Emergency Room visits related to prescription opioid abuse "more than doubled" among women between 2004 and 2010, the study showed. Rates were highest among women ages 25 to 34, reaching nearly 50,000 ED visits for opioid painkillers in 2010.

Frieden said the increases in deaths and ED visits among women has tracked along with increased prescribing of opioid painkillers. Those prescriptions have risen "to an extent that we could not have anticipated, and which could not possibly have been clinically indicated," Frieden said.

In 2010, the 15,323 deaths among women that were drug overdoses, 6,631 deaths -- 71% -- were directly because  of prescription opioids.

The research revealed that women often receive greater doses of these drugs than men receive.

"We don't understand why [women] are getting higher doses, when on average they should be getting lower doses" than men, Frieden said during the briefing.

Frieden added that clinicians "need to recognize women at risk. A lot of healthcare providers currently think just men" are at greater risk of death from opioid overdose.

"There's no clear indication of these drugs for other conditions [besides cancer pain]," Frieden said, noting a lack of evidence for opioids in chronic back or body pain, an indication for which they are commonly used. "We really want to emphasize the risks and benefit. These are risky drugs, and often there are other therapies such as physical therapy, exercise, and cognitive therapies that can be important in addressing chronic pain."

Dr. Akash Bajaj

Dr. Akash Bajaj

Dr. Bajaj explained that more often, the telltale signs of prescription pill abuse are far more subtle and to the untrained eye, even among seasoned physicians. "Frequently missed signs include, excessive sweating, nausea, anxiety, chills and dilated pupils."

Going to a highly trained pain specialist may provide strong alternatives to you.

Dr. Bajaj says, "Now, there's no reason to assume that if your doctor prescribes one of these dangerous drugs that you should just accept it. Too many people have done that and it's become catastrophic to so many people. You do have the right to question the prescription. You do control your own life."

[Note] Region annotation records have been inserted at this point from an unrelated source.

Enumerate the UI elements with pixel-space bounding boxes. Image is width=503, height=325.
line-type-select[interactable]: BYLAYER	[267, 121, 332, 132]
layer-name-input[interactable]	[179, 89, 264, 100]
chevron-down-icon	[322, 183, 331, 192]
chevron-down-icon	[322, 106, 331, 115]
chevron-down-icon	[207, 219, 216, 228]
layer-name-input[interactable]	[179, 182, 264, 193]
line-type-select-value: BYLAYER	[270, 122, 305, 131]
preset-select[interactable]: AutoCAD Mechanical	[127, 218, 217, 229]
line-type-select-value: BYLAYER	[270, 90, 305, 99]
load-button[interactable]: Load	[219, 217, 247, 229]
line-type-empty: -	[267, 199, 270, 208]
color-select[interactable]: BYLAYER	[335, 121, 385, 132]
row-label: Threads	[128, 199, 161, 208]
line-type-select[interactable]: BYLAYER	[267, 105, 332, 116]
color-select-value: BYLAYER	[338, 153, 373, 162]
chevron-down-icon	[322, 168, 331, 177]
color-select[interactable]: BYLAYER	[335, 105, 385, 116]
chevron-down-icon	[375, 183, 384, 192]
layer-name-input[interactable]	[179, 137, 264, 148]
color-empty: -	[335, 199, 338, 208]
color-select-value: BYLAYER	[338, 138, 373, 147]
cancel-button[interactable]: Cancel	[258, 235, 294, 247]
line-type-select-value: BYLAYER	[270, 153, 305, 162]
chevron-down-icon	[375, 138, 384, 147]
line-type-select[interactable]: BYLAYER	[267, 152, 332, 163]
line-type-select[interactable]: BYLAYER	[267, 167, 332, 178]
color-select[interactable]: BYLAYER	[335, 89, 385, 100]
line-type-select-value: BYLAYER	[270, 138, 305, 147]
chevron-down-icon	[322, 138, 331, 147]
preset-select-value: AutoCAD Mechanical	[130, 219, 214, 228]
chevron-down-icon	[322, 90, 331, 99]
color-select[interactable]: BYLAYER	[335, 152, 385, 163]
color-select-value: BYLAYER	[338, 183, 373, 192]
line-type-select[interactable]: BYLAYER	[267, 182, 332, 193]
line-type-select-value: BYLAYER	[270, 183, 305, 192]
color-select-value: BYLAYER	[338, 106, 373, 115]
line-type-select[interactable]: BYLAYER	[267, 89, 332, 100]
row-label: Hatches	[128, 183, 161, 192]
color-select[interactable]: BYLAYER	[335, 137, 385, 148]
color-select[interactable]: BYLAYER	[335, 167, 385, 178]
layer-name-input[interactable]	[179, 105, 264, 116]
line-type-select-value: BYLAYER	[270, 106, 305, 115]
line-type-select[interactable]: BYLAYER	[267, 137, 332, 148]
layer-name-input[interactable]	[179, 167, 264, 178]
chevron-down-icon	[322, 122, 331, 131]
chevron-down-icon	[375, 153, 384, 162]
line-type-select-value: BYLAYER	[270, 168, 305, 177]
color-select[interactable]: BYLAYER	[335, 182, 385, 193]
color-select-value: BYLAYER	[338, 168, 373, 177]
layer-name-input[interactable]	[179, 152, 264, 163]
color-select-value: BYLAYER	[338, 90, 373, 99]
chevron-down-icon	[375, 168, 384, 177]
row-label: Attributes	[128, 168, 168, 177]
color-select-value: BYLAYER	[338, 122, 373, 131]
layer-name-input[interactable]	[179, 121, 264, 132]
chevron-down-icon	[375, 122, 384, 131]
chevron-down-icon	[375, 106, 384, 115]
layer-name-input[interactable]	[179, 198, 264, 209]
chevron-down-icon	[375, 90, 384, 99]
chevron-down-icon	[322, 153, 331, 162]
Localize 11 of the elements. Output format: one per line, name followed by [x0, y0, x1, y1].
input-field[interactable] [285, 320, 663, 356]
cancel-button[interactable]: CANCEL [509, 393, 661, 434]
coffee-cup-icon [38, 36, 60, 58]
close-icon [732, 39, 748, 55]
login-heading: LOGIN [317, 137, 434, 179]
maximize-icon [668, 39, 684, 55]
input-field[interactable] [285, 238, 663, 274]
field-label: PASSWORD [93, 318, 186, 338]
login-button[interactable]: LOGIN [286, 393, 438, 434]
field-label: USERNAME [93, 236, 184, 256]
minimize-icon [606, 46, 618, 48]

"If you find yourself in danger of being addicted to the drugs either elicit or prescription/narcotic based, there are several different alternatives to help eliminate this threat of addiction.  When done appropriately with a balanced approach in a timely fashion these dangerous medications can be eliminated from your lifestyle.  A unique, custom approach is recommended for each patient utilizing several different modalities in several different classes of herbs and supplements, and medications.  Many of these are nutritional base which will provide overall homeopathic improvement," says Dr. Bajaj.